«Mamá está convencida de que mi novio está conmigo por el piso… Y yo temo que ella destruya mi amor»
Me llamo Lucía García, tengo veintiséis años. Desde hace varios años vivo con mi madre en un acogedor piso de tres habitaciones en el centro de Madrid. Mis padres se divorciaron hace mucho —yo aún iba al instituto—. Mi padre se mudó a otra ciudad y desde entonces solo aparece en mi vida en fechas señaladas: una llamada en Navidad, un escueto «feliz cumpleaños»… y poco más. Nos dejó el piso y desapareció.
Mamá, Carmen Fernández, nunca retomó su vida sentimental. Hubo intentos, algún que otro pretendiente, pero nada serio. Se encerró en su rutina: trabajo, cuidados domésticos y yo.
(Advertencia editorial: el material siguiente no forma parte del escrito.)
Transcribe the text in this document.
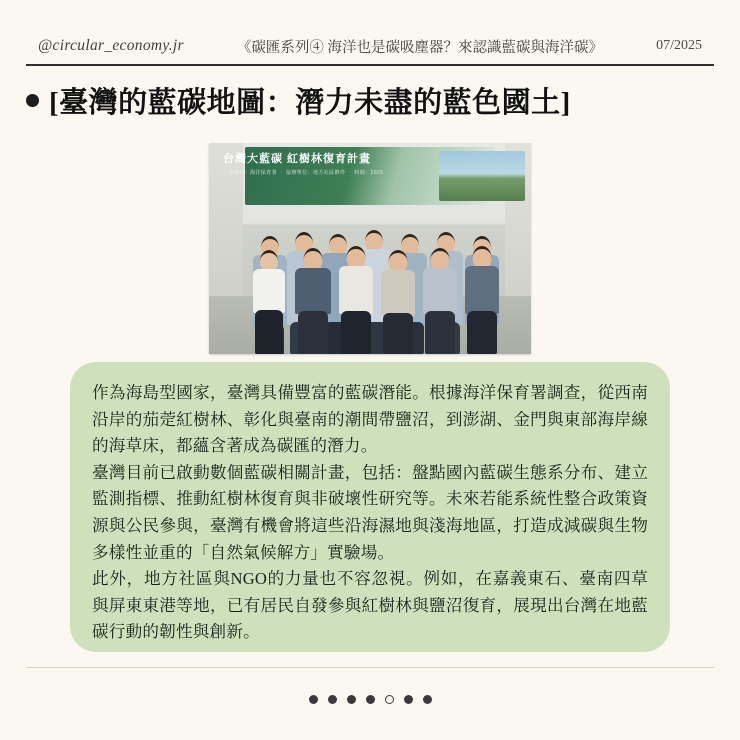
@circular_economy.jr	《碳匯系列④ 海洋也是碳吸塵器？來認識藍碳與海洋碳》	07/2025
[臺灣的藍碳地圖：潛力未盡的藍色國土]
台灣大藍碳 紅樹林復育計畫
主辦單位：海洋保育署 ‧ 協辦單位：地方社區夥伴 ‧ 時間：2025

作為海島型國家，臺灣具備豐富的藍碳潛能。根據海洋保育署調查，從西南沿岸的茄萣紅樹林、彰化與臺南的潮間帶鹽沼，到澎湖、金門與東部海岸線的海草床，都蘊含著成為碳匯的潛力。

臺灣目前已啟動數個藍碳相關計畫，包括：盤點國內藍碳生態系分布、建立監測指標、推動紅樹林復育與非破壞性研究等。未來若能系統性整合政策資源與公民參與，臺灣有機會將這些沿海濕地與淺海地區，打造成減碳與生物多樣性並重的「自然氣候解方」實驗場。

此外，地方社區與NGO的力量也不容忽視。例如，在嘉義東石、臺南四草與屏東東港等地，已有居民自發參與紅樹林與鹽沼復育，展現出台灣在地藍碳行動的韌性與創新。
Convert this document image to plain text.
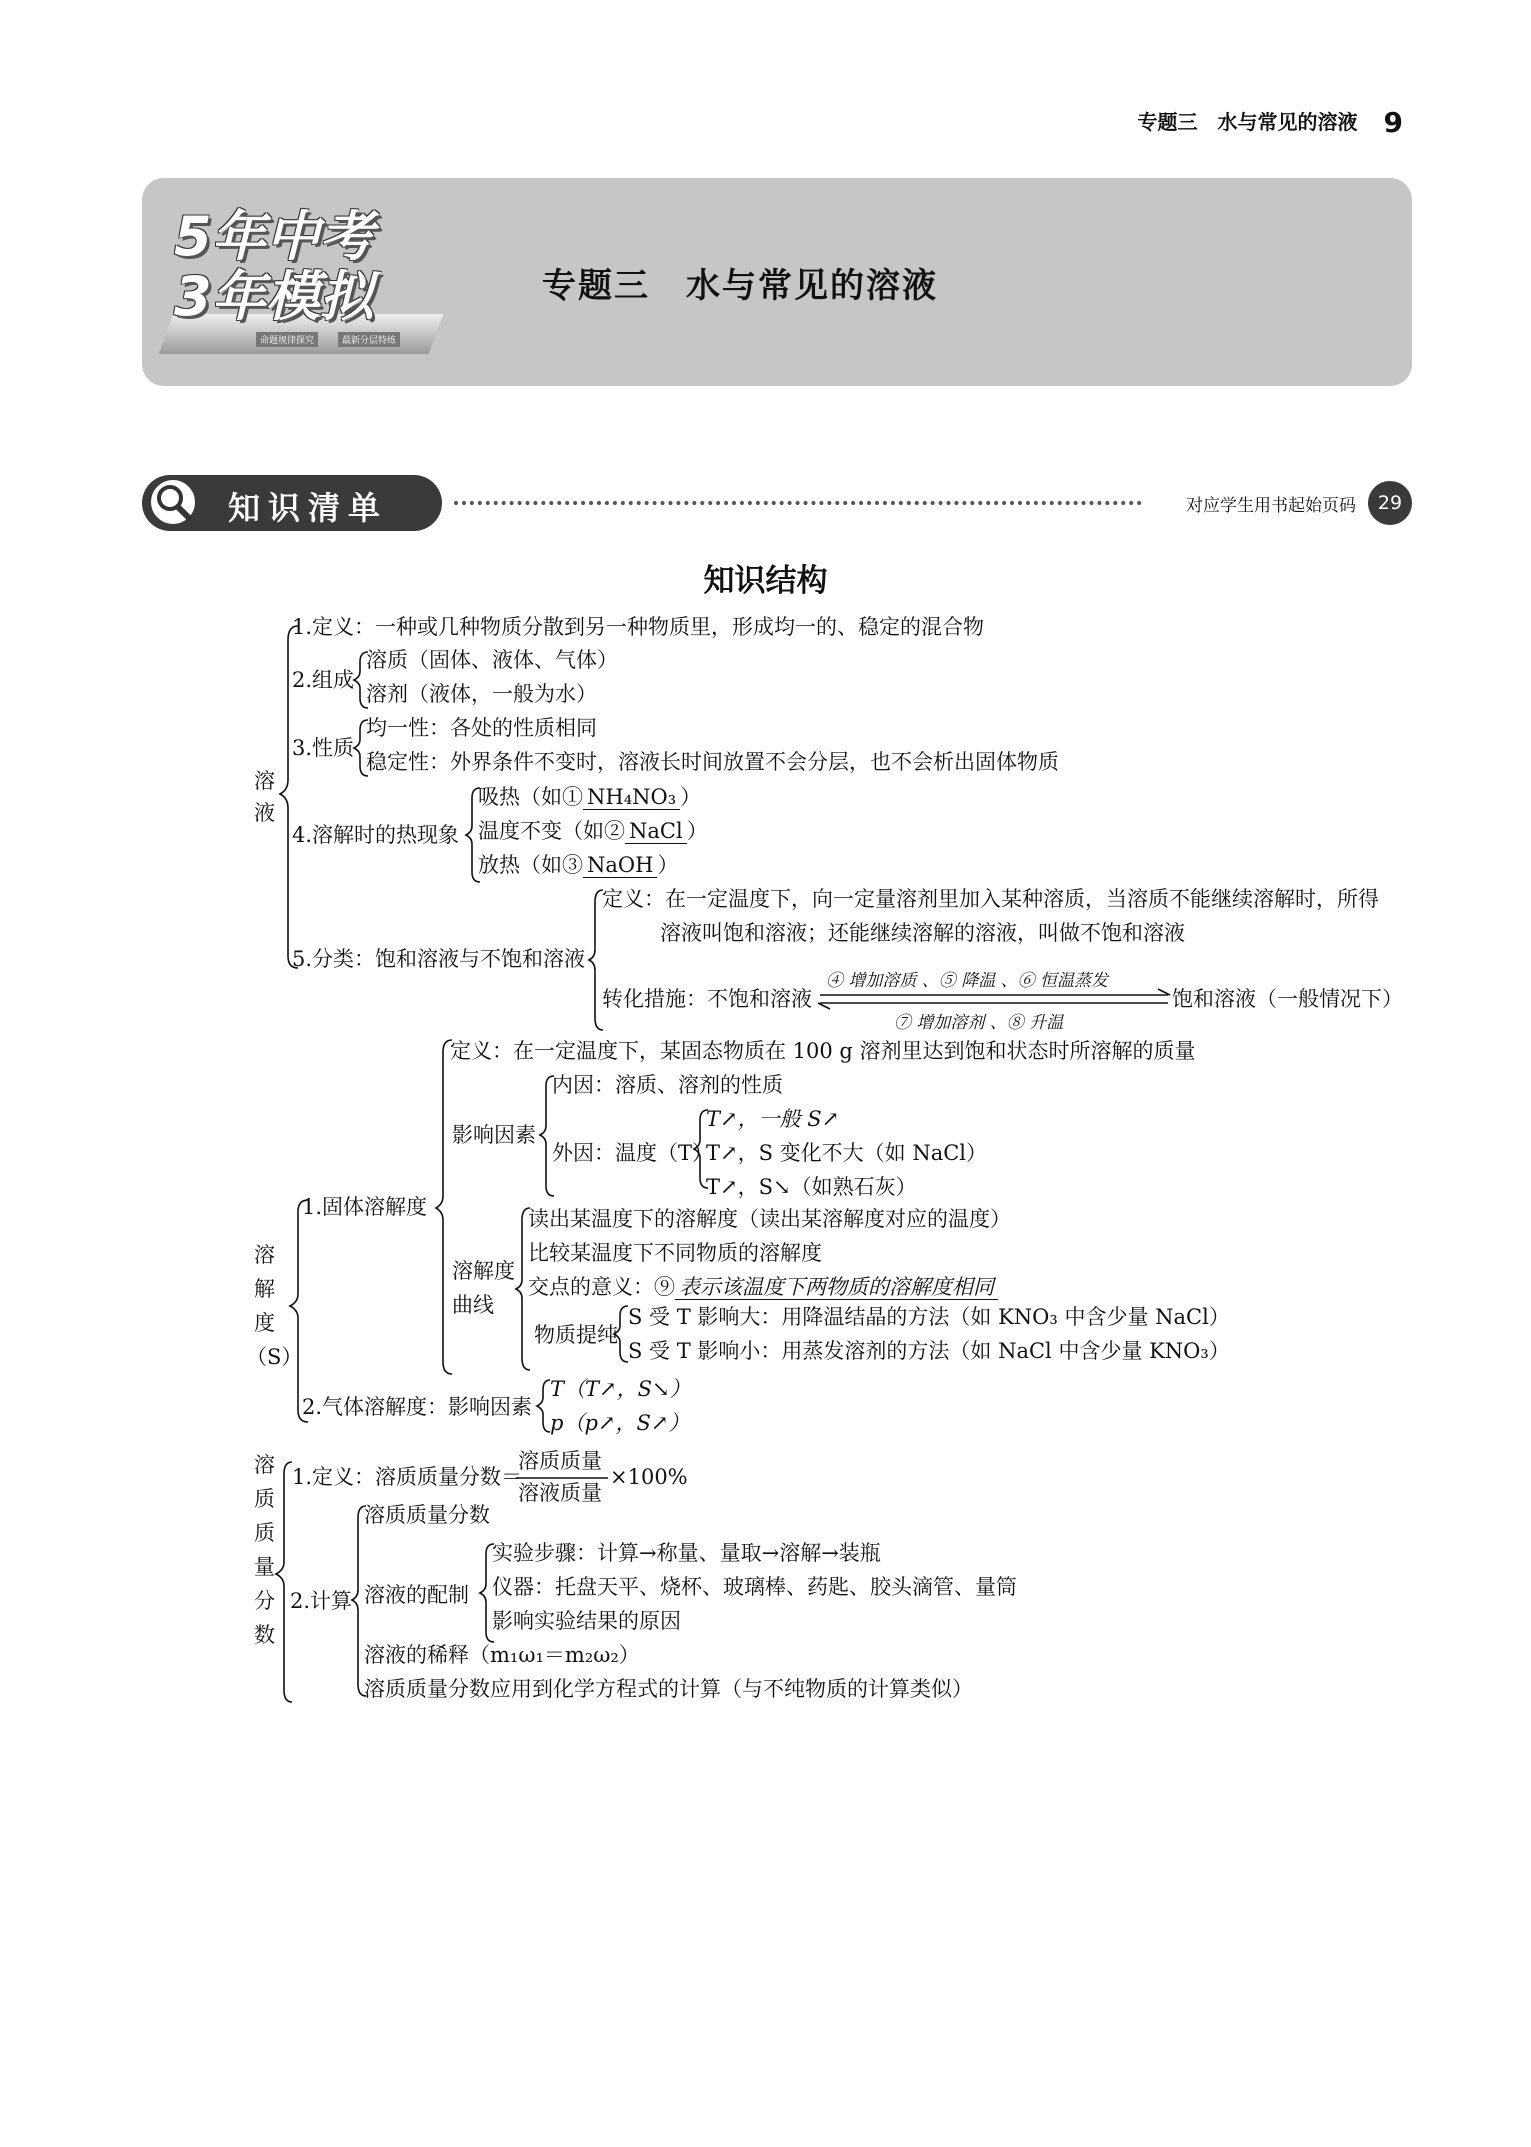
专题三　水与常见的溶液 9
5年中考
3年模拟
命题规律探究	最新分层特练
专题三　水与常见的溶液
知识清单	对应学生用书起始页码	29
知识结构
溶
液
1.定义：一种或几种物质分散到另一种物质里，形成均一的、稳定的混合物
2.组成
溶质（固体、液体、气体）
溶剂（液体，一般为水）
3.性质
均一性：各处的性质相同
稳定性：外界条件不变时，溶液长时间放置不会分层，也不会析出固体物质
4.溶解时的热现象
吸热（如① NH₄NO₃ ）
温度不变（如② NaCl ）
放热（如③ NaOH ）
5.分类：饱和溶液与不饱和溶液
定义：在一定温度下，向一定量溶剂里加入某种溶质，当溶质不能继续溶解时，所得
溶液叫饱和溶液；还能继续溶解的溶液，叫做不饱和溶液
转化措施：不饱和溶液
④ 增加溶质 、⑤ 降温 、⑥ 恒温蒸发
⑦ 增加溶剂 、⑧ 升温
饱和溶液（一般情况下）
溶
解
度
（S）
1.固体溶解度
定义：在一定温度下，某固态物质在 100 g 溶剂里达到饱和状态时所溶解的质量
影响因素
内因：溶质、溶剂的性质
外因：温度（T）
T↗，一般 S↗
T↗，S 变化不大（如 NaCl）
T↗，S↘（如熟石灰）
溶解度
曲线
读出某温度下的溶解度（读出某溶解度对应的温度）
比较某温度下不同物质的溶解度
交点的意义：⑨ 表示该温度下两物质的溶解度相同
物质提纯
S 受 T 影响大：用降温结晶的方法（如 KNO₃ 中含少量 NaCl）
S 受 T 影响小：用蒸发溶剂的方法（如 NaCl 中含少量 KNO₃）
2.气体溶解度：影响因素
T（T↗，S↘）
p（p↗，S↗）
溶
质
质
量
分
数
1.定义：溶质质量分数＝
溶质质量
溶液质量
×100%
2.计算
溶质质量分数
溶液的配制
实验步骤：计算→称量、量取→溶解→装瓶
仪器：托盘天平、烧杯、玻璃棒、药匙、胶头滴管、量筒
影响实验结果的原因
溶液的稀释（m₁ω₁＝m₂ω₂）
溶质质量分数应用到化学方程式的计算（与不纯物质的计算类似）
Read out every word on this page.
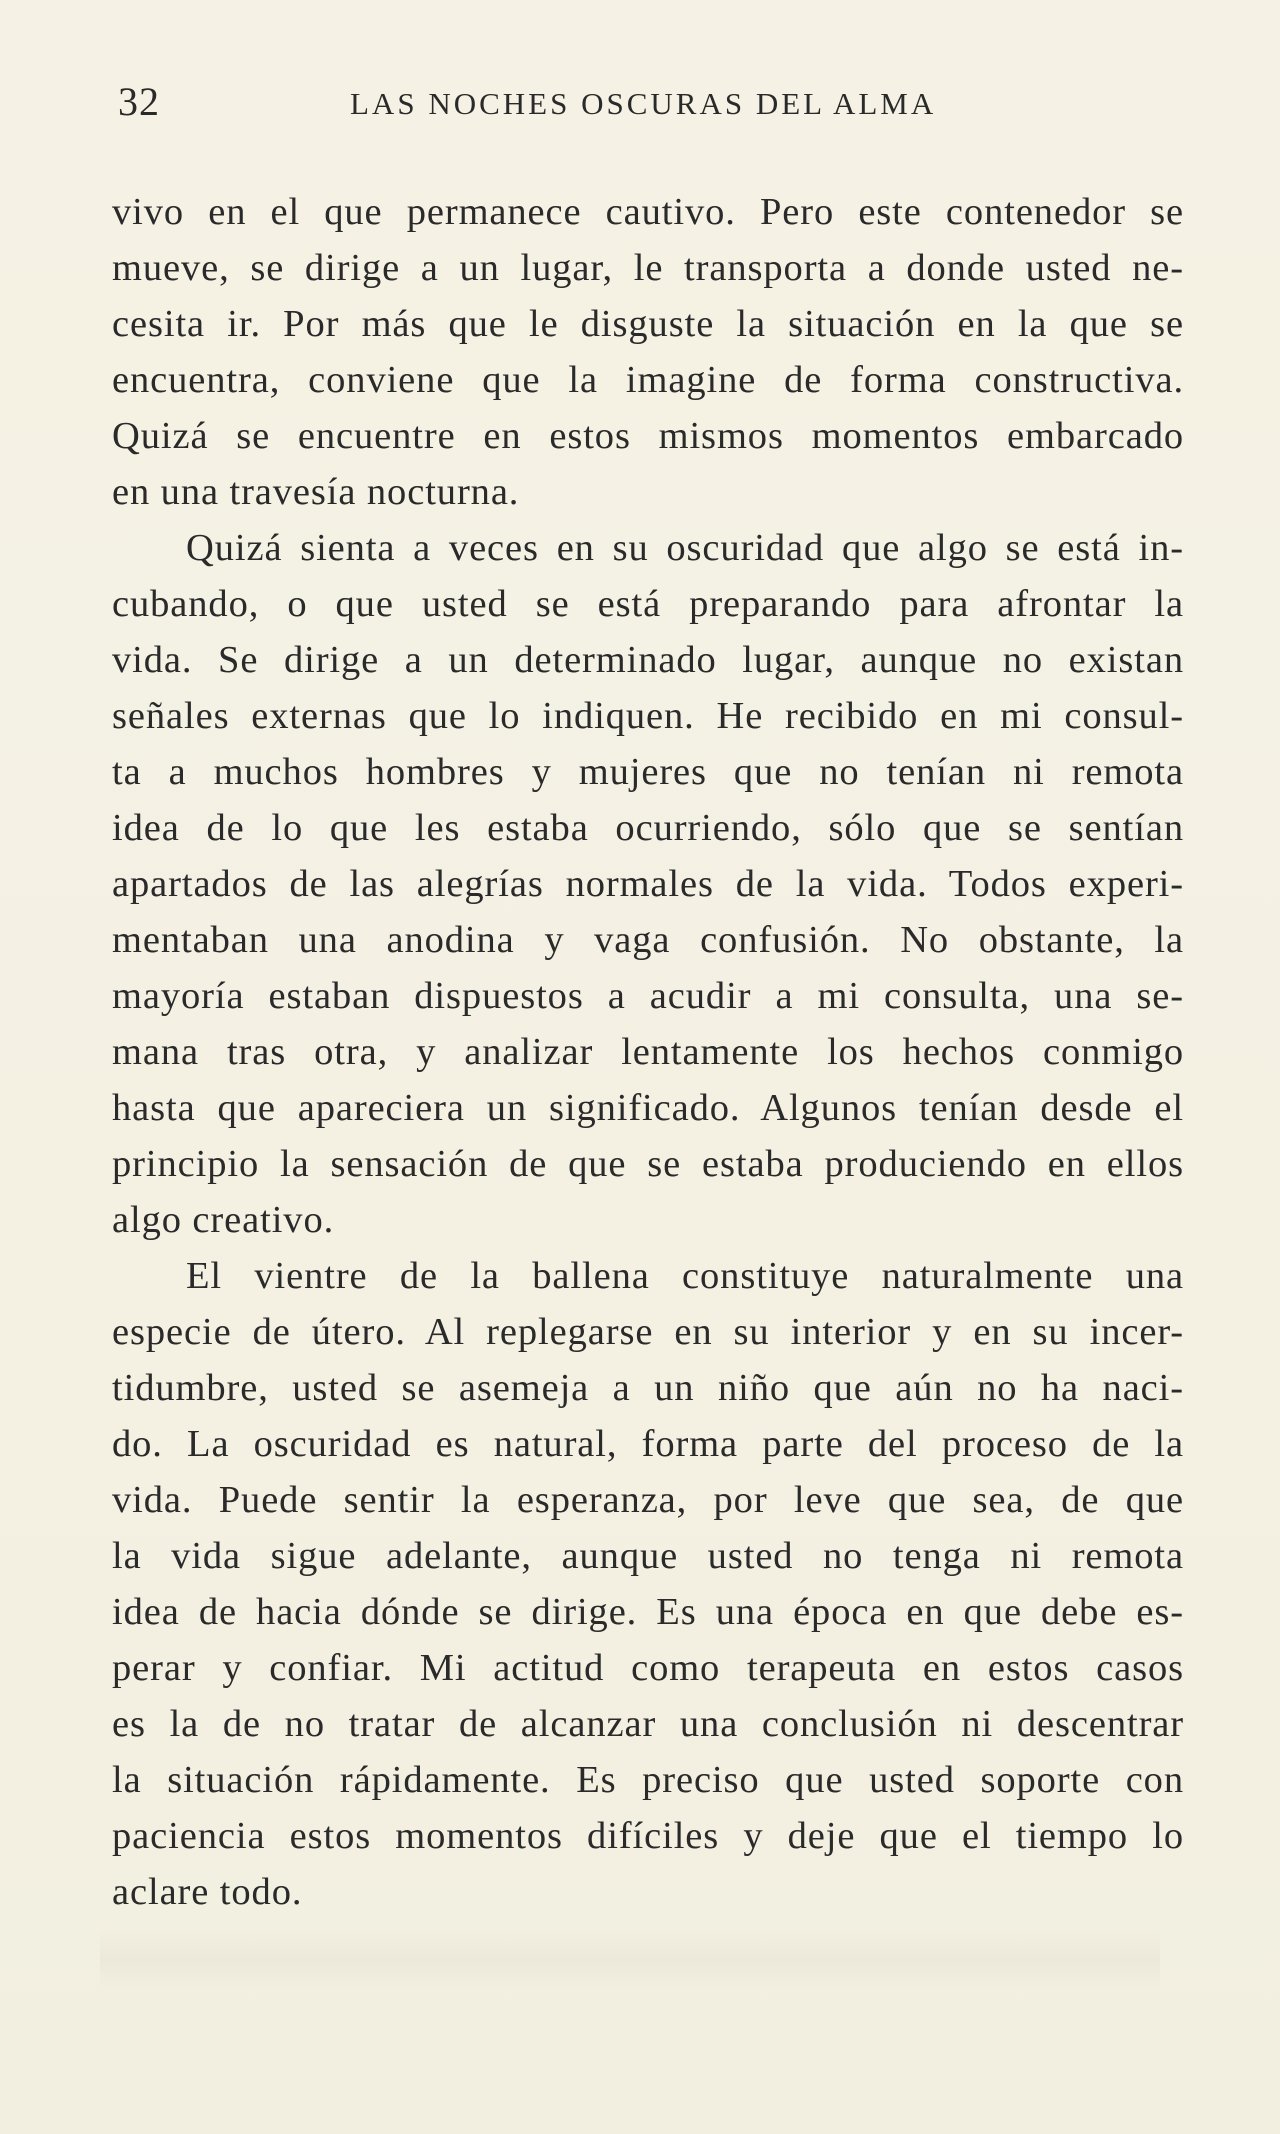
32	LAS NOCHES OSCURAS DEL ALMA
vivo en el que permanece cautivo. Pero este contenedor se
mueve, se dirige a un lugar, le transporta a donde usted ne-
cesita ir. Por más que le disguste la situación en la que se
encuentra, conviene que la imagine de forma constructiva.
Quizá se encuentre en estos mismos momentos embarcado
en una travesía nocturna.
Quizá sienta a veces en su oscuridad que algo se está in-
cubando, o que usted se está preparando para afrontar la
vida. Se dirige a un determinado lugar, aunque no existan
señales externas que lo indiquen. He recibido en mi consul-
ta a muchos hombres y mujeres que no tenían ni remota
idea de lo que les estaba ocurriendo, sólo que se sentían
apartados de las alegrías normales de la vida. Todos experi-
mentaban una anodina y vaga confusión. No obstante, la
mayoría estaban dispuestos a acudir a mi consulta, una se-
mana tras otra, y analizar lentamente los hechos conmigo
hasta que apareciera un significado. Algunos tenían desde el
principio la sensación de que se estaba produciendo en ellos
algo creativo.
El vientre de la ballena constituye naturalmente una
especie de útero. Al replegarse en su interior y en su incer-
tidumbre, usted se asemeja a un niño que aún no ha naci-
do. La oscuridad es natural, forma parte del proceso de la
vida. Puede sentir la esperanza, por leve que sea, de que
la vida sigue adelante, aunque usted no tenga ni remota
idea de hacia dónde se dirige. Es una época en que debe es-
perar y confiar. Mi actitud como terapeuta en estos casos
es la de no tratar de alcanzar una conclusión ni descentrar
la situación rápidamente. Es preciso que usted soporte con
paciencia estos momentos difíciles y deje que el tiempo lo
aclare todo.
Toda su atención recae sobre mis hombros. Yo, por mi parte, siempre he sido transparente con ella. Le hablaba de cada amigo, de cada chico con el que salía. Pero nunca surgía nada: miradas que no conectaban, palabras vacías, sensaciones fugaces. No quise perder el tiempo de nadie —ni el mío—, y si no sentía «aquella» chispa, lo dejaba.
Hasta que llegó David Martínez. Nos conocimos en la universidad, en una conferencia. Desde el principio hubo algo especial: complicidad, calidez, curiosidad mutua. No se imponía, pero estaba presente. Escuchaba, preguntaba, ayudaba… Hablaba de tal modo que el mundo alrededor se difuminaba. Empezamos a salir.
Como siempre, se lo conté a mamá. No quise ocultárselo; nuestra relación siempre fue de confianza. Pero su reacción esta vez fue distinta: fría, cortante, casi hostil. Sin conocerlo, sin cruzar una palabra con él, ya lo juzgaba.
—Es de provincia —dijo con desdén—. Vino a la capital a estudiar, ¿verdad? Claro. Y ahora te encuentra a ti, con un piso en el centro. Sabrá muy bien lo que hace.
No daba crédito. Ella, que siempre defendió que la felicidad era amor y complicidad, ahora insinuaba que mi novio me usaba por interés. Intenté razonar: David jamás mencionó el piso, ni el dinero. Trabaja, comparte un apartamento con un compañero en Chamberí, y nunca sugirió mudarse conmigo. Me trae flores, planea sorpresas, paseamos por el Retiro… ¿Todo por un techo?
Mamá no cedió. Armó escenas, lloró, repitió que «ataba mi vida a un oportunista». Me suplicó que lo dejase, diciendo que actuaba «por mi bien», que «protegía mi futuro», que «era demasiado ingenua».
Empecé a dudar. Tras cada discusión, me preguntaba: ¿y si tiene razón? ¿Y si David oculta sus intenciones? Analizaba cada gesto suyo, buscando segundas lecturas. Pero él seguía igual: amable, cercano, sincero. No pedía nada, solo compartir momentos.
La angustia me carcome. Me debato entre mamá, mi sostén desde siempre, y el hombre al que amo. Ella siente que pierde el control. Le duele verme crecer, independizarme, formar mi propia vida. Quizá teme quedarse sola. O quizá le cuesta aceptar que su hija construya una familia… sin ella como eje.
No sé qué hacer. Amo a David, pero los reproches de mamá nublan mi paz. Ya no disfruto de los encuentros: tras cada beso acecha el miedo; tras cada risa, la sospecha.
Estoy agotada. Solo deseo ser feliz. Amar sin justificarme. Que mamá me apoye como antes. Pero para ella, sigo siendo una niña incapaz de elegir bien.
Tal vez tema la soledad. Quizá su resentimiento por su vida truncada la lleva a «protegerme» con saña. Pero… ¿destruir el amor por miedos?
No sé quién tiene razón. Solo anhelo creer que David es honesto. Que no busca comodidades… sino quererme. Como yo a él.